Disillusioned, Orser transferred his son at the start of this school year to Lowell Elementary School, where he tested into the gifted program.

"The saddest day of my last 10 years was the day I realized my son would no longer be at Madrona — despite everything I'd put into it."

In the fall, two years after Andrews came to Madrona, nine families with those or other concerns followed him out of the school, withdrawing 11 students in all.

They were allowed to transfer under a federal law that requires the district to offer them a choice of other Seattle schools because so few of Madrona's fourth-graders passed the Washington Assessment of Student Learning (WASL) last year.

So much for racially-integrated schools.

3 Comments:

At 1:18 PM, Anonymous Anonymous said...

How can individuals be smart enough to become wealthy/well-off (at least) and be so dumb as to even consider sending their children to an inner city school that is 75% black?

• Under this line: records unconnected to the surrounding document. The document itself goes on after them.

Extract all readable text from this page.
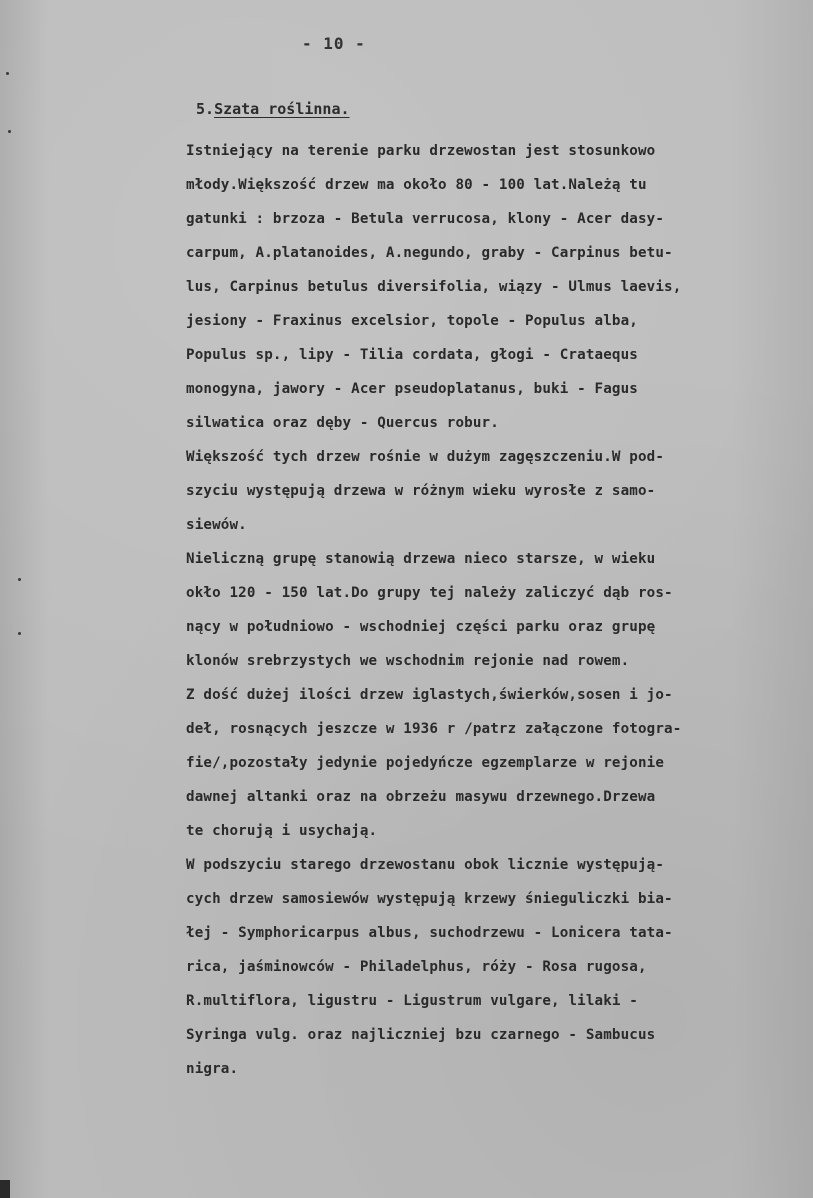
- 10 -
5.Szata roślinna.
Istniejący na terenie parku drzewostan jest stosunkowo
młody.Większość drzew ma około 80 - 100 lat.Należą tu
gatunki : brzoza - Betula verrucosa, klony - Acer dasy-
carpum, A.platanoides, A.negundo, graby - Carpinus betu-
lus, Carpinus betulus diversifolia, wiązy - Ulmus laevis,
jesiony - Fraxinus excelsior, topole - Populus alba,
Populus sp., lipy - Tilia cordata, głogi - Crataequs
monogyna, jawory - Acer pseudoplatanus, buki - Fagus
silwatica oraz dęby - Quercus robur.
Większość tych drzew rośnie w dużym zagęszczeniu.W pod-
szyciu występują drzewa w różnym wieku wyrosłe z samo-
siewów.
Nieliczną grupę stanowią drzewa nieco starsze, w wieku
okło 120 - 150 lat.Do grupy tej należy zaliczyć dąb ros-
nący w południowo - wschodniej części parku oraz grupę
klonów srebrzystych we wschodnim rejonie nad rowem.
Z dość dużej ilości drzew iglastych,świerków,sosen i jo-
deł, rosnących jeszcze w 1936 r /patrz załączone fotogra-
fie/,pozostały jedynie pojedyńcze egzemplarze w rejonie
dawnej altanki oraz na obrzeżu masywu drzewnego.Drzewa
te chorują i usychają.
W podszyciu starego drzewostanu obok licznie występują-
cych drzew samosiewów występują krzewy śnieguliczki bia-
łej - Symphoricarpus albus, suchodrzewu - Lonicera tata-
rica, jaśminowców - Philadelphus, róży - Rosa rugosa,
R.multiflora, ligustru - Ligustrum vulgare, lilaki -
Syringa vulg. oraz najliczniej bzu czarnego - Sambucus
nigra.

Whatever is the disconnect here?

vv

 
At 4:23 PM, Anonymous Anonymous said...

vv,
White liberals/leftists are prehaps some of the stupidest people around. It has never ceased to amaze me either because many of them are quite well off, if not wealthy. Maybe it is some kind of guilt thing.
The only problem with these people is that they don't just spend their own money or fuck up their own kid's lives, but they use my cash too for all kinds of social programs that are really just handouts for addicts, welfare queens, "artists, gays, etc...and have contributed to really fucking up the US in many ways. Then they try and prevent law abiding folks like myself from actually protecting our lives and property when these animals are let out of their cages.
However, I love it when they get a good dose of reality shoved up their asses. Endlessly funny for me. I have to laugh. Especially when the minorities that are supposed to thank them or love them back hate them anyway and aren't ashamed to say so. If that idiot didn't feel "welcome" at that school, I suggest he saty out of certain parts of town!

 
At 9:06 AM, Anonymous Anonymous said...

vv,

To be capable of doing the "mental gymnastics" necessary to convince yourself that liberal views on race are correct requires a lot of intelligence.

These people lack logic, not intelligence.